At the Women’s ACC’s, Erin Mullins ’16, Ellis Price ’18, Olivia Diserio ’16, Mimi Paz ’17, Julia Rew ’16, Courtney Koos ’16 and Sydney Jacques ’18 raced for the Polar Bears. Strong winds prevailed most of Saturday, allowing ten races to be completed in each division, while Sunday’s racing took place in lighter conditions. Once again, the Polar Bears had strong races. Bowdoin finished third out of 18 teams, the best finish at the Women’s ACC’s in program history.

Koos believes mental toughness was key to the team’s success.

“I think that championship events are a much more mental hurdle than a physical or ability one,” Koos said. “It’s mentally preparing for the conditions and then doing the best that we can do, which is something I think we’ve gotten a lot better at in recent years.”

With the ACC’s marking the end of the fall competition season, the team will now shift its focus onto the spring. The fall season is different from the spring in that the team is most focused on integrating the first year class. This year’s incoming class has 10 sailors, bringing the team roster total to 32, the largest it’s been in recent years.

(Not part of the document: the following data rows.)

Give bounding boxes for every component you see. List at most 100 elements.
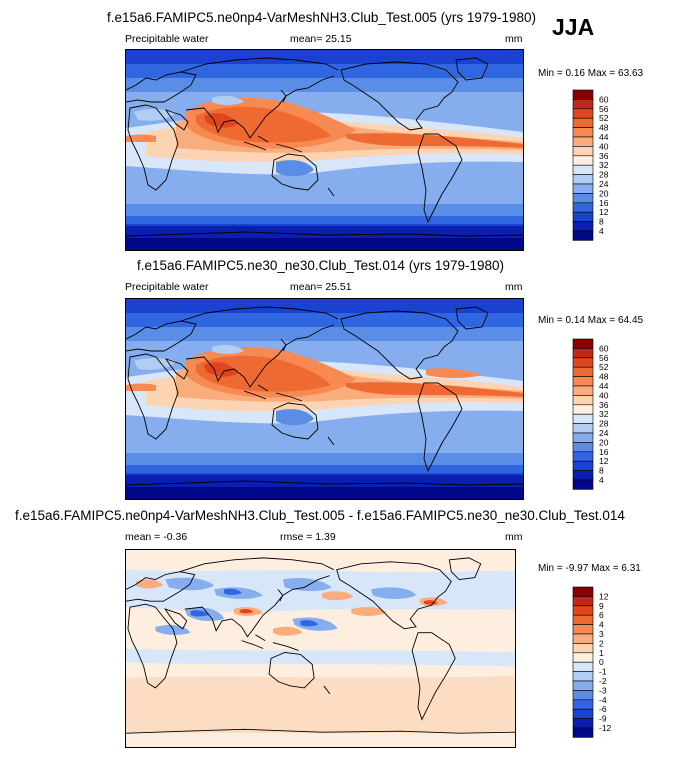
panel2-colorbar-tick-label: 56 bbox=[599, 353, 609, 363]
panel3-colorbar-tick-label: -9 bbox=[599, 714, 607, 724]
panel3-colorbar-swatch bbox=[572, 652, 594, 663]
panel1-title: f.e15a6.FAMIPC5.ne0np4-VarMeshNH3.Club_T… bbox=[107, 10, 536, 25]
panel2-colorbar-tick-label: 24 bbox=[599, 428, 609, 438]
panel2-colorbar-tick-label: 28 bbox=[599, 419, 609, 429]
panel2-map bbox=[125, 298, 524, 500]
panel3-colorbar-swatch bbox=[572, 680, 594, 691]
panel3-colorbar-tick-label: -2 bbox=[599, 676, 607, 686]
panel2-colorbar-tick-label: 48 bbox=[599, 372, 609, 382]
panel1-mean: mean= 25.15 bbox=[290, 33, 352, 45]
panel3-colorbar-swatch bbox=[572, 699, 594, 710]
panel2-map-field bbox=[126, 299, 523, 499]
panel2-colorbar-tick-label: 20 bbox=[599, 437, 609, 447]
panel1-colorbar-tick-label: 24 bbox=[599, 179, 609, 189]
panel3-colorbar-swatch bbox=[572, 690, 594, 701]
panel1-colorbar-tick-label: 32 bbox=[599, 160, 609, 170]
panel3-colorbar-tick-label: 2 bbox=[599, 638, 604, 648]
panel2-colorbar-swatch bbox=[572, 385, 594, 396]
panel2-colorbar-swatch bbox=[572, 395, 594, 406]
panel3-colorbar-swatch bbox=[572, 596, 594, 607]
panel2-colorbar-swatch bbox=[572, 357, 594, 368]
panel1-units: mm bbox=[505, 33, 523, 45]
panel2-colorbar-swatch bbox=[572, 479, 594, 490]
panel1-minmax: Min = 0.16 Max = 63.63 bbox=[538, 68, 644, 79]
panel3-minmax: Min = -9.97 Max = 6.31 bbox=[538, 563, 641, 574]
panel1-colorbar-swatch bbox=[572, 99, 594, 110]
panel1-colorbar-swatch bbox=[572, 164, 594, 175]
panel1-colorbar-swatch bbox=[572, 183, 594, 194]
panel2-variable: Precipitable water bbox=[125, 281, 209, 293]
panel3-units: mm bbox=[505, 531, 523, 543]
panel2-colorbar-tick-label: 40 bbox=[599, 390, 609, 400]
panel1-colorbar: 60 56 52 48 44 40 36 32 28 24 20 16 12 8 4 bbox=[572, 89, 633, 250]
panel1-colorbar-swatch bbox=[572, 117, 594, 128]
panel3-colorbar-tick-label: 1 bbox=[599, 648, 604, 658]
panel2-colorbar-swatch bbox=[572, 338, 594, 349]
panel3-title: f.e15a6.FAMIPC5.ne0np4-VarMeshNH3.Club_T… bbox=[15, 508, 625, 523]
panel1-colorbar-tick-label: 44 bbox=[599, 132, 609, 142]
panel3-colorbar-tick-label: -12 bbox=[599, 723, 612, 733]
panel1-coastlines bbox=[126, 57, 523, 237]
panel3-colorbar-swatch bbox=[572, 718, 594, 729]
panel3-colorbar-swatch bbox=[572, 624, 594, 635]
panel2-colorbar-tick-label: 60 bbox=[599, 343, 609, 353]
panel2-coastlines bbox=[126, 306, 523, 486]
panel2-colorbar-swatch bbox=[572, 348, 594, 359]
panel3-coastlines bbox=[126, 557, 515, 734]
panel1-colorbar-tick-label: 48 bbox=[599, 123, 609, 133]
panel3-mean: mean = -0.36 bbox=[125, 531, 188, 543]
panel2-colorbar-tick-label: 4 bbox=[599, 475, 604, 485]
panel1-colorbar-swatch bbox=[572, 89, 594, 100]
panel2-minmax: Min = 0.14 Max = 64.45 bbox=[538, 315, 644, 326]
panel1-colorbar-tick-label: 60 bbox=[599, 94, 609, 104]
panel3-colorbar-tick-label: 9 bbox=[599, 601, 604, 611]
panel2-colorbar-tick-label: 32 bbox=[599, 409, 609, 419]
panel1-colorbar-tick-label: 20 bbox=[599, 188, 609, 198]
panel3-colorbar-tick-label: 6 bbox=[599, 610, 604, 620]
panel2-colorbar-tick-label: 36 bbox=[599, 400, 609, 410]
panel1-map bbox=[125, 49, 524, 251]
panel1-colorbar-swatch bbox=[572, 146, 594, 157]
panel3-colorbar-tick-label: 12 bbox=[599, 591, 609, 601]
panel2-colorbar-swatch bbox=[572, 423, 594, 434]
panel2-colorbar-swatch bbox=[572, 413, 594, 424]
panel3-colorbar: 12 9 6 4 3 2 1 0 -1 -2 -3 -4 -6 -9 -12 bbox=[572, 586, 633, 747]
panel3-colorbar-tick-label: -6 bbox=[599, 704, 607, 714]
panel1-colorbar-swatch bbox=[572, 211, 594, 222]
panel2-colorbar-swatch bbox=[572, 366, 594, 377]
panel3-colorbar-swatch bbox=[572, 727, 594, 738]
panel1-colorbar-swatch bbox=[572, 136, 594, 147]
panel2-colorbar-tick-label: 16 bbox=[599, 447, 609, 457]
panel1-colorbar-tick-label: 36 bbox=[599, 151, 609, 161]
panel3-colorbar-tick-label: -1 bbox=[599, 667, 607, 677]
panel3-colorbar-swatch bbox=[572, 643, 594, 654]
panel2-colorbar-swatch bbox=[572, 404, 594, 415]
panel2-colorbar-tick-label: 52 bbox=[599, 362, 609, 372]
panel3-colorbar-tick-label: 4 bbox=[599, 620, 604, 630]
panel3-colorbar-swatch bbox=[572, 614, 594, 625]
panel1-colorbar-tick-label: 40 bbox=[599, 141, 609, 151]
panel2-title: f.e15a6.FAMIPC5.ne30_ne30.Club_Test.014 … bbox=[137, 258, 504, 273]
panel2-colorbar-swatch bbox=[572, 451, 594, 462]
panel1-variable: Precipitable water bbox=[125, 33, 209, 45]
panel1-colorbar-swatch bbox=[572, 202, 594, 213]
panel3-colorbar-swatch bbox=[572, 633, 594, 644]
panel2-colorbar-tick-label: 44 bbox=[599, 381, 609, 391]
panel3-map-field bbox=[126, 550, 515, 747]
panel2-colorbar-swatch bbox=[572, 442, 594, 453]
panel2-colorbar-swatch bbox=[572, 376, 594, 387]
panel2-colorbar-tick-label: 12 bbox=[599, 456, 609, 466]
panel1-colorbar-swatch bbox=[572, 155, 594, 166]
panel1-colorbar-swatch bbox=[572, 230, 594, 241]
panel1-colorbar-tick-label: 56 bbox=[599, 104, 609, 114]
panel1-colorbar-tick-label: 28 bbox=[599, 170, 609, 180]
panel1-colorbar-tick-label: 12 bbox=[599, 207, 609, 217]
panel1-colorbar-swatch bbox=[572, 108, 594, 119]
panel3-rmse: rmse = 1.39 bbox=[280, 531, 336, 543]
panel2-colorbar-swatch bbox=[572, 432, 594, 443]
panel3-colorbar-swatch bbox=[572, 661, 594, 672]
panel1-colorbar-swatch bbox=[572, 221, 594, 232]
panel1-colorbar-swatch bbox=[572, 193, 594, 204]
panel3-colorbar-tick-label: -4 bbox=[599, 695, 607, 705]
panel1-colorbar-tick-label: 16 bbox=[599, 198, 609, 208]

“We’ve been making a lot of new records for Bowdoin this fall, and I think moving forward, we want to build upon that and continue to play at that really high level and get new people on the team integrated into those high-level regattas,” Koos said. “We have a really deep team now, so we can send any one of four people to a regatta, and you won’t be able to tell the difference based off the results.”

In preparation for the spring competition season, the team has already begun workouts this week. The athletes will participate in lifts, speed training and team meetings to discuss tactics.

According to Koos, the spring is also a more fast-paced season, as there are only six weeks of racing, compared to nine in the fall. The three big conference championships this spring will take place at the Coast Guard Academy, Dartmouth and Yale. Dartmouth is hosting the coed qualifier for Nationals, and Yale is hosting the women’s qualifier for Nationals.

Last year, both Bowdoin teams qualified for Nationals. The women’s team finished 17th out of 18 teams in the final round, while the coed team finished 16th in the finals.

“Integrating [the first years] and giving people opportunities to get better, and also when it comes to championship season, really pushing and making it to Nationals are our goals,” Koos said.

Depending on the weather, the Polar Bears will likely begin their spring campaign on March 5 at Brown.